Hume confond grandeur visible et grandeur
tangible. Lorsque nous disons et pensons que la forme et la grandeur de la
table sont immuables, nous nous référons à ses propriétés tangibles, qui sont
les objets propres du toucher et qui se mesurent en pouces, pieds ou miles
selon les trois dimensions. Ce sont les propriétés visibles de la table qui
changent lorsqu’on se déplace autour d’elle : elles sont les objets propres de
la vue, consistent en deux dimensions seulement et se mesurent par le degré
d’ouverture de l’angle formé par les extrémités de la table avec le centre de
la rétine. Si nous confondons les deux, c’est parce que nous avons appris, aux
cours de l’expérience, à juger de la grandeur et de la forme tangibles à partir
des propriétés visibles. Mais l’on ne saurait inférer la muabilité des
propriétés tangibles d’un objet du seul fait de la modification de son
apparence visible lorsqu’on se déplace autour de lui. Bien au contraire : le
fait qu’à chaque position de l’observateur corresponde une apparence visible et
une seule –parfaitement mesurable et déductible des lois de l’optique avec une
assurance complète– plaide infiniment plus en faveur de l’indépendance et de la
permanence de l’objet qu’en faveur du contraire.

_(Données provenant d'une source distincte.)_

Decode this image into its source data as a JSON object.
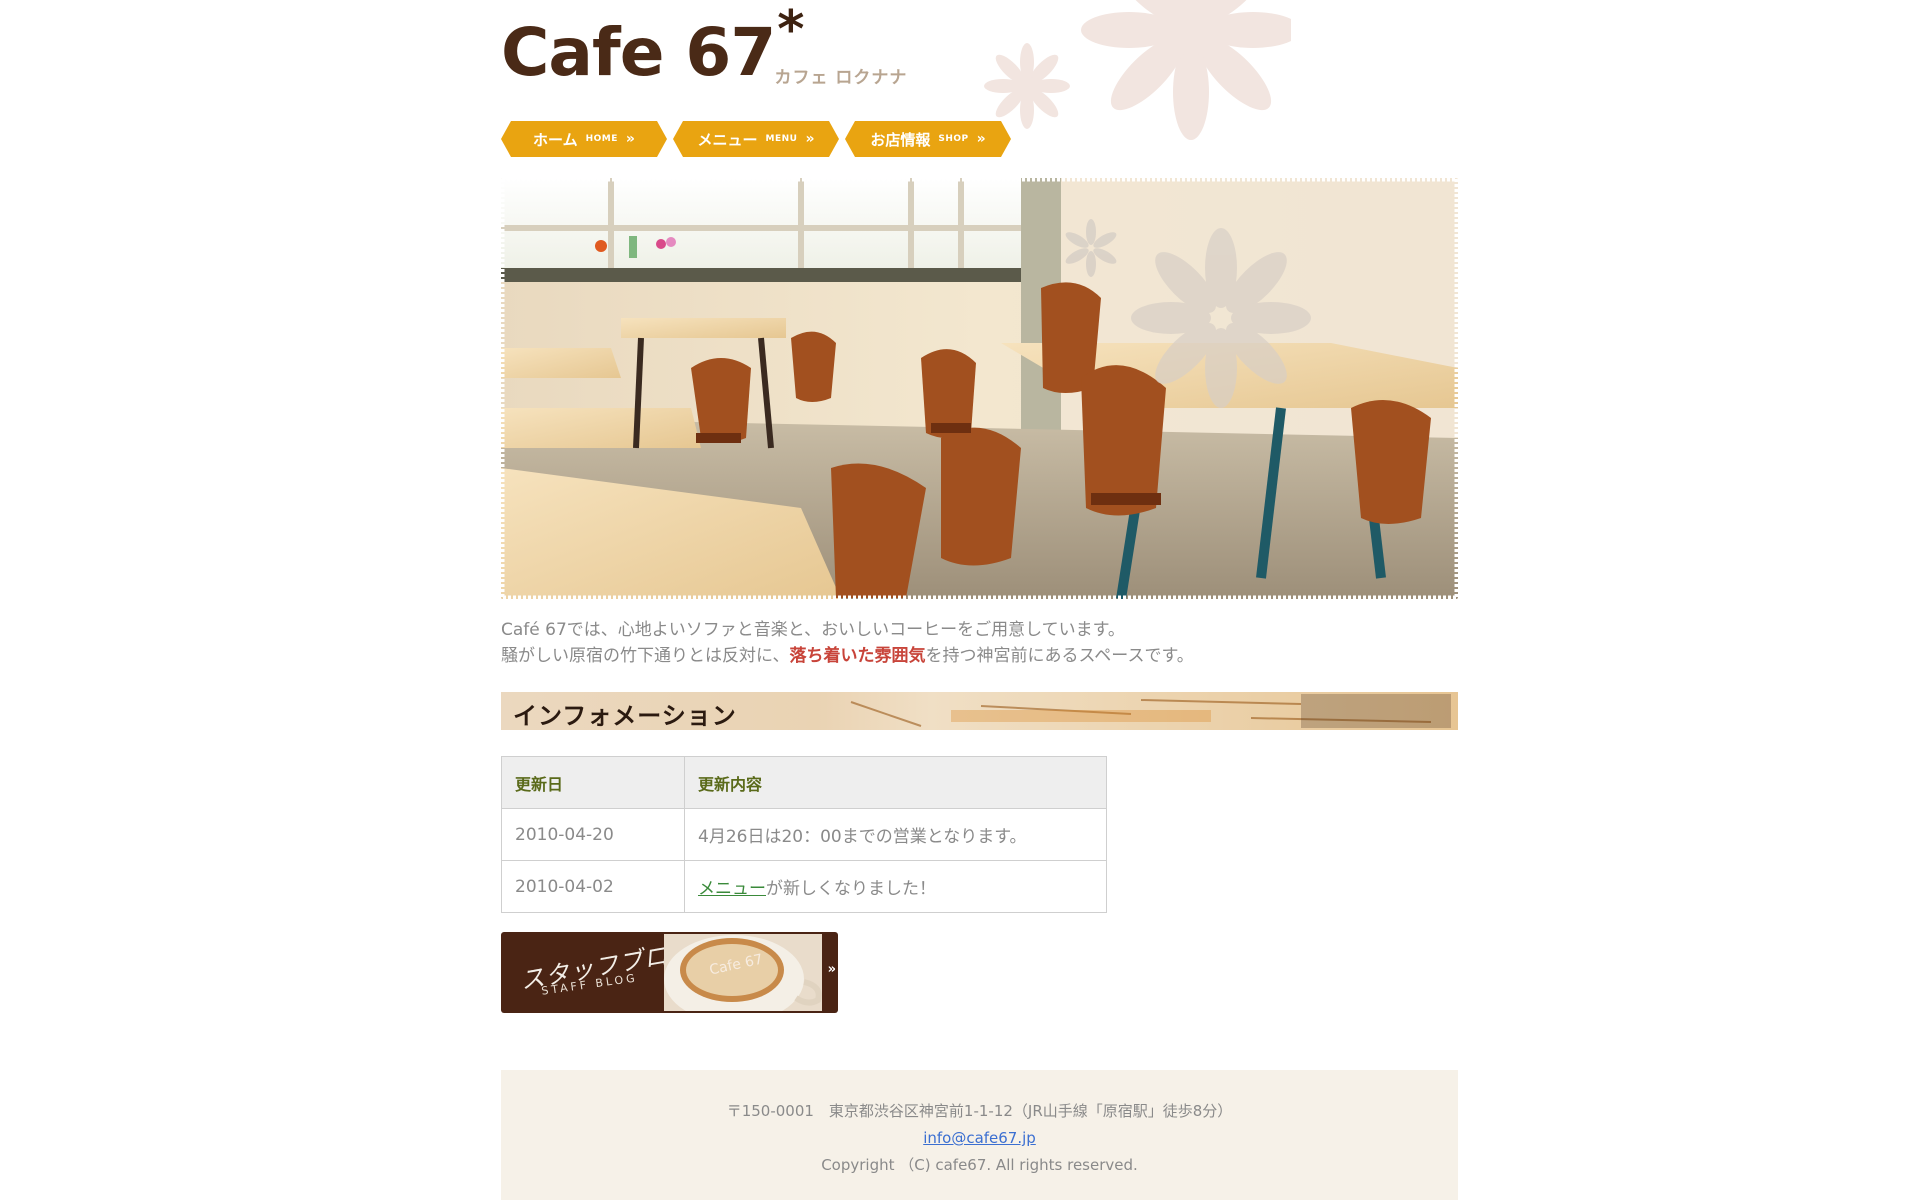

La réalité du monde extérieur est le
présupposé de toutes les sciences de la nature. Ce serait
un miracle si cette erreur du vulgaire se trouvait expliquer un si grand nombre
de phénomènes dans l’univers."
"Suivant la restitution que Hume donne de
l’argument, la disqualification par Berkeley de la réalité d’un monde matériel
composé de corps pourvus de qualités premières repose sur la double thèse de
l’origine sensorielle des idées des qualités premières et de la ressemblance
des idées avec les impressions sensibles dont elles proviendraient.

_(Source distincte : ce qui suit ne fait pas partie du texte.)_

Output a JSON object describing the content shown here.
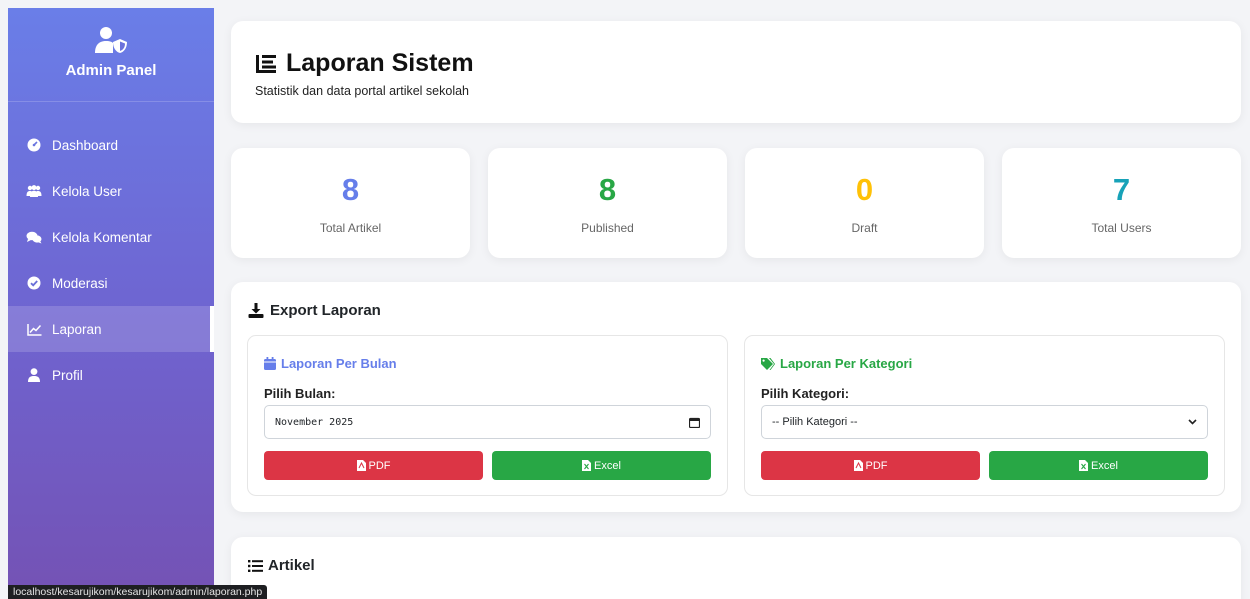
{
  "sidebar": {
    "brand": "Admin Panel",
    "items": [
      {
        "label": "Dashboard",
        "icon": "tachometer-icon"
      },
      {
        "label": "Kelola User",
        "icon": "users-icon"
      },
      {
        "label": "Kelola Komentar",
        "icon": "comments-icon"
      },
      {
        "label": "Moderasi",
        "icon": "check-circle-icon"
      },
      {
        "label": "Laporan",
        "icon": "chart-line-icon",
        "active": true
      },
      {
        "label": "Profil",
        "icon": "user-icon"
      }
    ]
  },
  "header": {
    "title": "Laporan Sistem",
    "subtitle": "Statistik dan data portal artikel sekolah"
  },
  "stats": [
    {
      "value": "8",
      "label": "Total Artikel",
      "color": "#667eea"
    },
    {
      "value": "8",
      "label": "Published",
      "color": "#28a745"
    },
    {
      "value": "0",
      "label": "Draft",
      "color": "#ffc107"
    },
    {
      "value": "7",
      "label": "Total Users",
      "color": "#17a2b8"
    }
  ],
  "export": {
    "title": "Export Laporan",
    "monthly": {
      "title": "Laporan Per Bulan",
      "label": "Pilih Bulan:",
      "value": "November 2025",
      "pdf": "PDF",
      "excel": "Excel"
    },
    "category": {
      "title": "Laporan Per Kategori",
      "label": "Pilih Kategori:",
      "value": "-- Pilih Kategori --",
      "pdf": "PDF",
      "excel": "Excel"
    }
  },
  "artikel": {
    "title": "Artikel"
  },
  "status_url": "localhost/kesarujikom/kesarujikom/admin/laporan.php",
  "colors": {
    "sidebar_top": "#6a7ee8",
    "sidebar_bottom": "#7452b4",
    "pdf": "#dc3545",
    "excel": "#28a745",
    "monthly_accent": "#667eea",
    "category_accent": "#28a745"
  }
}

Reid disqualifie les deux prémisses de l’argument par
une simple analyse du processus perceptif. L’experimentum crucis, au
centre des Recherches sur l’entendement humain, est le suivant : ou
bien les idées des qualités premières (l’étendue, la figure et le mouvement)

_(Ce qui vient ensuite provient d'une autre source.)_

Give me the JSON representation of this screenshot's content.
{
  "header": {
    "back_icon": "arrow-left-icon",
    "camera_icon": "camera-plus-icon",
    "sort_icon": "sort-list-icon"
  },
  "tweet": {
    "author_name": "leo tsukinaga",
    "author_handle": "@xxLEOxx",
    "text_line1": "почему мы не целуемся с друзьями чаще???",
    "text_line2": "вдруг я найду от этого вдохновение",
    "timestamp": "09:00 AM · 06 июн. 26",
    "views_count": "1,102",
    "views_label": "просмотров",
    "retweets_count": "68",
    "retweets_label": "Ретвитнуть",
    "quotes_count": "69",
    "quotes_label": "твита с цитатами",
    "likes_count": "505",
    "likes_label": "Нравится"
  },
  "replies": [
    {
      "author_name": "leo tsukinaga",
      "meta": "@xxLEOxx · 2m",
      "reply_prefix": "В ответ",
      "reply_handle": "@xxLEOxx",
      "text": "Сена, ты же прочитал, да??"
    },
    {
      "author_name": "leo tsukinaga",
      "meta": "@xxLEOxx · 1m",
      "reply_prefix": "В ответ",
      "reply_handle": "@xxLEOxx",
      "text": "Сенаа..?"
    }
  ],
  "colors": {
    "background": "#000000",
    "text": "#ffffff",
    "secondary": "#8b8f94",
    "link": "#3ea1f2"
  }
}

sont des idées ou représentations qui sont copiées de nos sensations, ou bien
elles ne le sont pas. Si elles le sont, Berkeley a raison et il faut admettre
que l’idée d’une substance non pensante existant indépendamment de la
perception que nous en avons est un concept contradictoire. Mais si elles ne le
sont pas, il faut rejeter cette conclusion et l’hypothèse sur laquelle elle est
fondée. Or, nous avons une telle idée et elle ne ressemble à aucune sensation :
Quand je prends une boule dans ma main, je
la perçois d’emblée comme étant dure, figurée et étendue. Le toucher que j’en
ai est fort simple et n’a pas la moindre ressemblance avec une seule des
qualités du corps. Et pourtant il nous suggère trois qualités premières aussi
parfaitement distinctes l’une de l’autre que de la sensation qui les indique [...]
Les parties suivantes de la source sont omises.